Tool Talk
Woodworking Forum => Woodworking Forum => Topic started by: Bill Houghton on January 16, 2015, 06:02:25 PM
-
I picked up some handscrews at a yard sale last week. Three of them were classic wood-screw handscrews, which I've seen but never owned, but one was an oddity, designed like the traditional wood screw tool, but with metal screws operating in T-nut-like inserts in the jaws. In the picture, the handscrews are, left to right, a wood-screw model, the metal-screw model oddity, and a modern Jorgsensen-type handscrew with left and right hand threads.
The screws on the metal-screw oddity are buttressed toward the handle, which seems overkill, but the company (all I can read of the maker's label is "---o Vise Company," with, perhaps, a California location) was obviously determined to put a good product out there.

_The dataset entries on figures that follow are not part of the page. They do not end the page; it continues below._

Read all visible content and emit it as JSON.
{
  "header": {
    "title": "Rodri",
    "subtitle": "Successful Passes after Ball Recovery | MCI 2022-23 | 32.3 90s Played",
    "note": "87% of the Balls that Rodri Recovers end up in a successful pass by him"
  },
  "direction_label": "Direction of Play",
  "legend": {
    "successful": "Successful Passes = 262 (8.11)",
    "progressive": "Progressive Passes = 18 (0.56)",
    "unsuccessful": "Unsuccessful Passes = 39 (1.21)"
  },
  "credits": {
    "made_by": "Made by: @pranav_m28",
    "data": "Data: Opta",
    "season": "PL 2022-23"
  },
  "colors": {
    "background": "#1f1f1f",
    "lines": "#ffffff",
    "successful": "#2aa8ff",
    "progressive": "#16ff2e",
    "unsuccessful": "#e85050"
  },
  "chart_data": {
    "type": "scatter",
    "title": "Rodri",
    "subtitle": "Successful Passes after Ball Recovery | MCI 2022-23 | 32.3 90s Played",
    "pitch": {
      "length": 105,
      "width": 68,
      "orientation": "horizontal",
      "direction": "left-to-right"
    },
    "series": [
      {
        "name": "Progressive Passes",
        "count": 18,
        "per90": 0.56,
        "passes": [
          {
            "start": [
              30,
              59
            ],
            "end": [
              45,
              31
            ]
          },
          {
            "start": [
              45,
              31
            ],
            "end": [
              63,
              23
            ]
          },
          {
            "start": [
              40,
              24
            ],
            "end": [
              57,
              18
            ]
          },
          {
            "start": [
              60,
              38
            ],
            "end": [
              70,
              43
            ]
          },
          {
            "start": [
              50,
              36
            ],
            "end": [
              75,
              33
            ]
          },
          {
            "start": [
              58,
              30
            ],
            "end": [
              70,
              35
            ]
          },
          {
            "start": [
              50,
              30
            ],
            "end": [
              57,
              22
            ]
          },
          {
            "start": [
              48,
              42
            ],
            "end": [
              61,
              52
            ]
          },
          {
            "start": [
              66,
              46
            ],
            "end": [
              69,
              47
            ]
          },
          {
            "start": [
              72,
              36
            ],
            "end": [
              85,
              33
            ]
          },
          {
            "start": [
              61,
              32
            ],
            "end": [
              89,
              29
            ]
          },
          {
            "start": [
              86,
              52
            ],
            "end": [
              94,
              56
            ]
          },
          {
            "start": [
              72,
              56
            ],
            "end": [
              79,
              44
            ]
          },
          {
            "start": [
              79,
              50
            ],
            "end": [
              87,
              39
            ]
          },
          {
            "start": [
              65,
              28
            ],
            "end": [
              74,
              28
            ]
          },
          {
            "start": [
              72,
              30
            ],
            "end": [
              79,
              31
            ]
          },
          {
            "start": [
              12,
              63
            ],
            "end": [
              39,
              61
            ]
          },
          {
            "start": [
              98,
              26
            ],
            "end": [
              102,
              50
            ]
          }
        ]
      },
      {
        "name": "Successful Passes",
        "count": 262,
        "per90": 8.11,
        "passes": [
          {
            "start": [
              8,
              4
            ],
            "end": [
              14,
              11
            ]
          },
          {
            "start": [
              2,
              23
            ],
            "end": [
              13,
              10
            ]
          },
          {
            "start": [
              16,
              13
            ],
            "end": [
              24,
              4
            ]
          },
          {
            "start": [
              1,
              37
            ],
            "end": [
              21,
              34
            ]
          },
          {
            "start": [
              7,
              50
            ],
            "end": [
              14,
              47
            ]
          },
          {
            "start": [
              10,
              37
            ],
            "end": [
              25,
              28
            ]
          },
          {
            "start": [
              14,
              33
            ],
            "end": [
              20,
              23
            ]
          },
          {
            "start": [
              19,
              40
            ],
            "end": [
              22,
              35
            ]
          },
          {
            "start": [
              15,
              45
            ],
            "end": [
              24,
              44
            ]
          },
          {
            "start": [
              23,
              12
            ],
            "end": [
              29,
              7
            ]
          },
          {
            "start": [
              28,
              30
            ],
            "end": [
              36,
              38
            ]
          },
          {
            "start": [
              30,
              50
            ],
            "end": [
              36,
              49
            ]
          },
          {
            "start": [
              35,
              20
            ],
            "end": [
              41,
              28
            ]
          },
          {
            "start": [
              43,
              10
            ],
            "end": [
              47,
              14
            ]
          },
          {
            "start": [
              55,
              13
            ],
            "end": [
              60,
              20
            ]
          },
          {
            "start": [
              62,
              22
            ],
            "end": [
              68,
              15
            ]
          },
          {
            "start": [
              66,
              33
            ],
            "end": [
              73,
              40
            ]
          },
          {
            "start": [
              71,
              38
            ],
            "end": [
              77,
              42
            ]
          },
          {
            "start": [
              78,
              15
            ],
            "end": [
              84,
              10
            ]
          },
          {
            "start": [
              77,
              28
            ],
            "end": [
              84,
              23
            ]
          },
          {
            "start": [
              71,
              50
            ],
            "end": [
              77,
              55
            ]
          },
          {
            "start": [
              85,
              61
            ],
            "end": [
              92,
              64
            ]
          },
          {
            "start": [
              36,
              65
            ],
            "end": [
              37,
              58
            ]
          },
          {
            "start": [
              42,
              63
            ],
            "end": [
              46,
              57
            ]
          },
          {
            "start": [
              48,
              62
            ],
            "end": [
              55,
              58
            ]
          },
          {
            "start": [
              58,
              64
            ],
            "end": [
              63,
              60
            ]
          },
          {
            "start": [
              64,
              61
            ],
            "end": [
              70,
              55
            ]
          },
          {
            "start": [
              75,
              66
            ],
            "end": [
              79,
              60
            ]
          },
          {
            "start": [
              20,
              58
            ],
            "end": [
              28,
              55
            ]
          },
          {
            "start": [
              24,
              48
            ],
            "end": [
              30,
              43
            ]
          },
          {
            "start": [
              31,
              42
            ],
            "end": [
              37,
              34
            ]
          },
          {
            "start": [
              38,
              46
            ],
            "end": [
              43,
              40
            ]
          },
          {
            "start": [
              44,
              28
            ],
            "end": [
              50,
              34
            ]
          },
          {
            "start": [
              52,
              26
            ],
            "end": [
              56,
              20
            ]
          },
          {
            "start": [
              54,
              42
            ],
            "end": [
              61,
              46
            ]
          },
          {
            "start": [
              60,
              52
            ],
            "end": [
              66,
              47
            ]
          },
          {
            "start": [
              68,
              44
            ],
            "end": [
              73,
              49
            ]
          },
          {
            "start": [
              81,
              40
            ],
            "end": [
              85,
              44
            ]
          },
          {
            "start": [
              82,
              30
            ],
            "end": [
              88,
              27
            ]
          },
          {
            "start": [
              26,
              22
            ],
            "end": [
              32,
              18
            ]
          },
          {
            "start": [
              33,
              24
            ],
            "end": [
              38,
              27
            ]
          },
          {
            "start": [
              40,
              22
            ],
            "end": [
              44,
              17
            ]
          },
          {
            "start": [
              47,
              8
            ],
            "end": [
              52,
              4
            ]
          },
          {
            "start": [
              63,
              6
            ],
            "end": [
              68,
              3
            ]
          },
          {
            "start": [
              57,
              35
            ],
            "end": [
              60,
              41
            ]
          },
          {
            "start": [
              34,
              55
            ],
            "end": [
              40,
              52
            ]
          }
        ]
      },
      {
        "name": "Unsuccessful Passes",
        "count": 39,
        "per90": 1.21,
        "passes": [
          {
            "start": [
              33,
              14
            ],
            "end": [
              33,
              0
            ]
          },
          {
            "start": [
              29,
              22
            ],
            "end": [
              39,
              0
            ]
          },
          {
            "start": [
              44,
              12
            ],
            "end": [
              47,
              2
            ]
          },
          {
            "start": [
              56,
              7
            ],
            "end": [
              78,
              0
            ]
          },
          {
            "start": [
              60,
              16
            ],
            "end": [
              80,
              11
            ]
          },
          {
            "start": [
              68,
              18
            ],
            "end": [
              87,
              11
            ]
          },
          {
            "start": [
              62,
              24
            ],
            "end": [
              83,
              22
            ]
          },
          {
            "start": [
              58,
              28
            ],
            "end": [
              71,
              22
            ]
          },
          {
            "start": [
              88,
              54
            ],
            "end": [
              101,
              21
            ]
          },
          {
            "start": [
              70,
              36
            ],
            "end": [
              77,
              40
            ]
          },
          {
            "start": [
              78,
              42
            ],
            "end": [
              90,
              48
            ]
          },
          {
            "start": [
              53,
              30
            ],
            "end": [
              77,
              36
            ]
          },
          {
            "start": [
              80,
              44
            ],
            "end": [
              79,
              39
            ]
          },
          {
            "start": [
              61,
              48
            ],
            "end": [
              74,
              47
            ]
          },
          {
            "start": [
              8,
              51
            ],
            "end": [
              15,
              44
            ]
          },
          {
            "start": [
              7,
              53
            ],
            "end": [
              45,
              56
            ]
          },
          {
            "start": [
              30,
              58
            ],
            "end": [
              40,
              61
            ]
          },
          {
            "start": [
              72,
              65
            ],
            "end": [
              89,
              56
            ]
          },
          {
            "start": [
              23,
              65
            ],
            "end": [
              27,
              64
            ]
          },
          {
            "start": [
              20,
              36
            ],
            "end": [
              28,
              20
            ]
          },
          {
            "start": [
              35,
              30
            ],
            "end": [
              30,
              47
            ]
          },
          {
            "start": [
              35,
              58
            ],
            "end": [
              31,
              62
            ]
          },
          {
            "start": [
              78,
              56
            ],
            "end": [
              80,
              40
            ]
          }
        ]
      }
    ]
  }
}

When we first moved back to California in 1973, the local library had quite a few old beginner's woodworking texts. I recall one warning against getting the jaws on a wood-screw handscrew out of parallel, with a frightening picture of the screws splitting from being strained off-axis. Sure enough, the middle screw on the metal-screw oddity is bent.
-
Nice clamps!!
-
Nice clamps!!
I don't have a big enough space to spread out the whole handscrew clamp herd for a photo, although I guess I could stack them up. I lucked into a couple of yard sales with lots of them a few years back, which kind of overwhelmed the handful I had up until then.
I need to get done with this going-on-forever house refurbishment, so I can make projects that require the use of the clamps!